Would this line of argument have changed the minds of all twelve jurors? I cannot say for certain, but in this case Sutton only needed one: If one juror had been affected by the story of Sutton's past, Sutton would not have been sentenced to death.
Furthermore, because this background information appeals to the emotions of the jurors and at least tries to paint a picture of Sutton as a human being, it strikes me as a more persuasive prediction of jury deliberations than the majority's effort to analogize capital sentencing jury deliberations to impassive algebraic gymnastics. As an attempt to persuade the reader that Sutton suffered no prejudice, the majority's macabre mathematics do not recognize how emotional the decision between life and death is for a juror, and for that reason fails. The decision whether to sentence someone to death is highly emotional. This is a matter of common sense, and it is well supported by the literature. See, e.g., Scott E. Sundby, A Life and Death Decision: A Jury Weighs the Death Penalty 177 (2005) ("However one feels about the death penalty, the jurors' stories lead to one indisputable conclusion: At bottom, a jury's effort to decide between life and death is a distinctly human endeavor infused with emotion and moral judgment. Despite the efforts of legislatures and courts to make the death penalty decision a legal judgment that is reached by following a series of rules, in the end the determination of whether the defendant lives or dies results unavoidably from the intersection of twelve jurors' individual beliefs and views.");
As I said, though I believe it to be the case, I cannot say for certain that my attempt to reconstruct events is more accurate than the majority's.

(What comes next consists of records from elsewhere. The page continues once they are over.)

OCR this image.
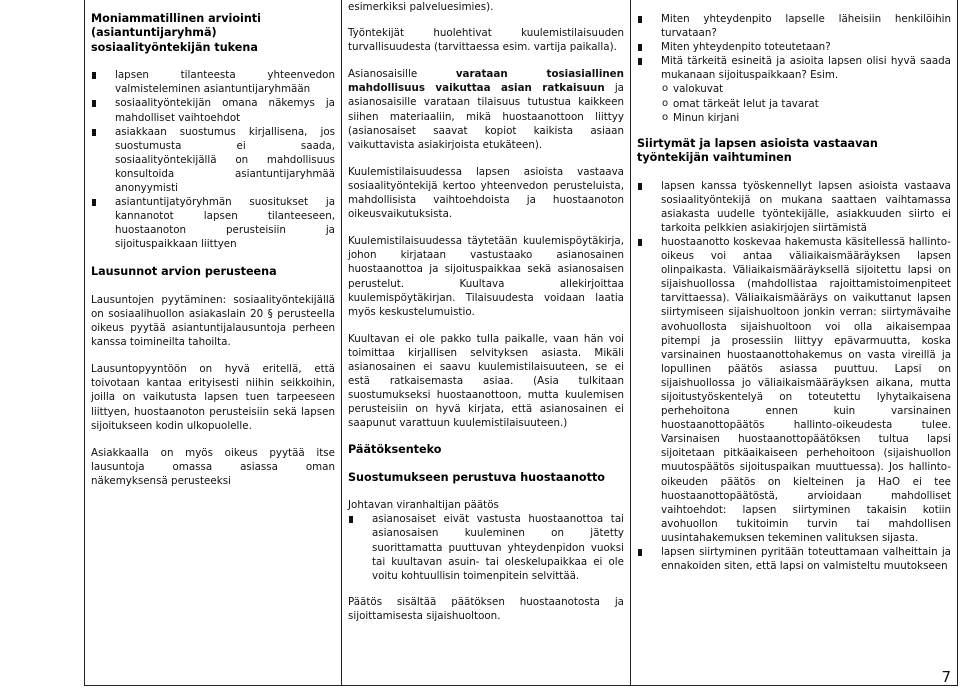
Moniammatillinen arviointi (asiantuntijaryhmä) sosiaalityöntekijän tukena

lapsen tilanteesta yhteenvedon valmisteleminen asiantuntijaryhmään
sosiaalityöntekijän omana näkemys ja mahdolliset vaihtoehdot
asiakkaan suostumus kirjallisena, jos suostumusta ei saada, sosiaalityöntekijällä on mahdollisuus konsultoida asiantuntijaryhmää anonyymisti
asiantuntijatyöryhmän suositukset ja kannanotot lapsen tilanteeseen, huostaanoton perusteisiin ja sijoituspaikkaan liittyen

Lausunnot arvion perusteena

Lausuntojen pyytäminen: sosiaalityöntekijällä on sosiaalihuollon asiakaslain 20 § perusteella oikeus pyytää asiantuntijalausuntoja perheen kanssa toimineilta tahoilta.

Lausuntopyyntöön on hyvä eritellä, että toivotaan kantaa erityisesti niihin seikkoihin, joilla on vaikutusta lapsen tuen tarpeeseen liittyen, huostaanoton perusteisiin sekä lapsen sijoitukseen kodin ulkopuolelle.

Asiakkaalla on myös oikeus pyytää itse lausuntoja omassa asiassa oman näkemyksensä perusteeksi

esimerkiksi palveluesimies).

Työntekijät huolehtivat kuulemistilaisuuden turvallisuudesta (tarvittaessa esim. vartija paikalla).

Asianosaisille varataan tosiasiallinen mahdollisuus vaikuttaa asian ratkaisuun ja asianosaisille varataan tilaisuus tutustua kaikkeen siihen materiaaliin, mikä huostaanottoon liittyy (asianosaiset saavat kopiot kaikista asiaan vaikuttavista asiakirjoista etukäteen).

Kuulemistilaisuudessa lapsen asioista vastaava sosiaalityöntekijä kertoo yhteenvedon perusteluista, mahdollisista vaihtoehdoista ja huostaanoton oikeusvaikutuksista.

Kuulemistilaisuudessa täytetään kuulemispöytäkirja, johon kirjataan vastustaako asianosainen huostaanottoa ja sijoituspaikkaa sekä asianosaisen perustelut. Kuultava allekirjoittaa kuulemispöytäkirjan. Tilaisuudesta voidaan laatia myös keskustelumuistio.

Kuultavan ei ole pakko tulla paikalle, vaan hän voi toimittaa kirjallisen selvityksen asiasta. Mikäli asianosainen ei saavu kuulemistilaisuuteen, se ei estä ratkaisemasta asiaa. (Asia tulkitaan suostumukseksi huostaanottoon, mutta kuulemisen perusteisiin on hyvä kirjata, että asianosainen ei saapunut varattuun kuulemistilaisuuteen.)

Päätöksenteko

Suostumukseen perustuva huostaanotto

Johtavan viranhaltijan päätös

asianosaiset eivät vastusta huostaanottoa tai asianosaisen kuuleminen on jätetty suorittamatta puuttuvan yhteydenpidon vuoksi tai kuultavan asuin- tai oleskelupaikkaa ei ole voitu kohtuullisin toimenpitein selvittää.

Päätös sisältää päätöksen huostaanotosta ja sijoittamisesta sijaishuoltoon.

Miten yhteydenpito lapselle läheisiin henkilöihin turvataan?
Miten yhteydenpito toteutetaan?
Mitä tärkeitä esineitä ja asioita lapsen olisi hyvä saada mukanaan sijoituspaikkaan? Esim.
o valokuvat
o omat tärkeät lelut ja tavarat
o Minun kirjani

Siirtymät ja lapsen asioista vastaavan työntekijän vaihtuminen

lapsen kanssa työskennellyt lapsen asioista vastaava sosiaalityöntekijä on mukana saattaen vaihtamassa asiakasta uudelle työntekijälle, asiakkuuden siirto ei tarkoita pelkkien asiakirjojen siirtämistä
huostaanotto koskevaa hakemusta käsitellessä hallinto-oikeus voi antaa väliaikaismääräyksen lapsen olinpaikasta. Väliaikaismääräyksellä sijoitettu lapsi on sijaishuollossa (mahdollistaa rajoittamistoimenpiteet tarvittaessa). Väliaikaismääräys on vaikuttanut lapsen siirtymiseen sijaishuoltoon jonkin verran: siirtymävaihe avohuollosta sijaishuoltoon voi olla aikaisempaa pitempi ja prosessiin liittyy epävarmuutta, koska varsinainen huostaanottohakemus on vasta vireillä ja lopullinen päätös asiassa puuttuu. Lapsi on sijaishuollossa jo väliaikaismääräyksen aikana, mutta sijoitustyöskentelyä on toteutettu lyhytaikaisena perhehoitona ennen kuin varsinainen huostaanottopäätös hallinto-oikeudesta tulee. Varsinaisen huostaanottopäätöksen tultua lapsi sijoitetaan pitkäaikaiseen perhehoitoon (sijaishuollon muutospäätös sijoituspaikan muuttuessa). Jos hallinto-oikeuden päätös on kielteinen ja HaO ei tee huostaanottopäätöstä, arvioidaan mahdolliset vaihtoehdot: lapsen siirtyminen takaisin kotiin avohuollon tukitoimin turvin tai mahdollisen uusintahakemuksen tekeminen valituksen sijasta.
lapsen siirtyminen pyritään toteuttamaan valheittain ja ennakoiden siten, että lapsi on valmisteltu muutokseen
7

Nor can the majority honestly say that its reconstruction is more likely accurate than mine. However, one thing is certain—counsel's failure to obtain and present to the jury evidence regarding Sutton's awful early life robbed Sutton of his clearly established right to show himself as a human being in the jury's eyes and made easier what should be the most difficult decision a jury can make. This is precisely the potential to undermine confidence in the outcome that Strickland stands to protect defendants and the courts against. I would therefore reverse and remand for resentencing with competent defense counsel.